DEA executive director Kate Wylie welcomed the decision, which she said recognised this case addressed important public-interest questions concerning NOPSEMA’s decision-making.
She said the project would result in the release of about 878 million tonnes of carbon dioxide equivalent into the atmosphere.
She said the World Health Organization had named climate change as the single biggest health threat facing humanity and in this context governments must ensure fossil fuel project approvals adhered to laws designed to protect the environment and community.
“Our communities are already experiencing multiple health harms from climate change, including the impacts of heat, floods, extreme weather events, rising sea levels, changing patterns of infectious diseases, food and water insecurity, increased cost of living, worsening mental health, loss of infrastructure and reduced capacity to provide health care,” she said.
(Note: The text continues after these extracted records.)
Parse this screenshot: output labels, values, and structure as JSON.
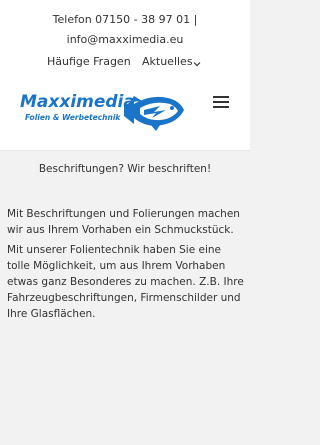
{
  "header": {
    "phone": "Telefon 07150 - 38 97 01 |",
    "email": "info@maxximedia.eu"
  },
  "nav": {
    "faq": "Häufige Fragen",
    "news": "Aktuelles"
  },
  "logo": {
    "brand": "Maxximedia",
    "tagline": "Folien & Werbetechnik",
    "brand_color": "#1a74c8"
  },
  "main": {
    "headline": "Beschriftungen? Wir beschriften!",
    "paragraph1": "Mit Beschriftungen und Folierungen machen wir aus Ihrem Vorhaben ein Schmuckstück.",
    "paragraph2": "Mit unserer Folientechnik haben Sie eine tolle Möglichkeit, um aus Ihrem Vorhaben etwas ganz Besonderes zu machen. Z.B. Ihre Fahrzeugbeschriftungen, Firmenschilder und Ihre Glasflächen."
  },
  "icons": {
    "menu": "hamburger-menu-icon",
    "dropdown": "chevron-down-icon",
    "logo": "fish-logo-icon"
  }
}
The Environmental Defenders Office will represent the group in court, contending that NOPSEMA’s acceptance of the environment plan was unlawful because certain measures and controls in the plan relating to greenhouse gas emissions were so vague they did not comply with the regulations or meet the criteria that permit NOPSEMA to approve such a plan.
NOPSEMA could not have been reasonably satisfied the plan complied with the regulations, and therefore the decision to accept it was unlawful
DEA will also contend NOPSEMA could not have been reasonably satisfied the plan complied with the regulations, and therefore the decision to accept it was unlawful.
A hearing is scheduled for July 14 and 15.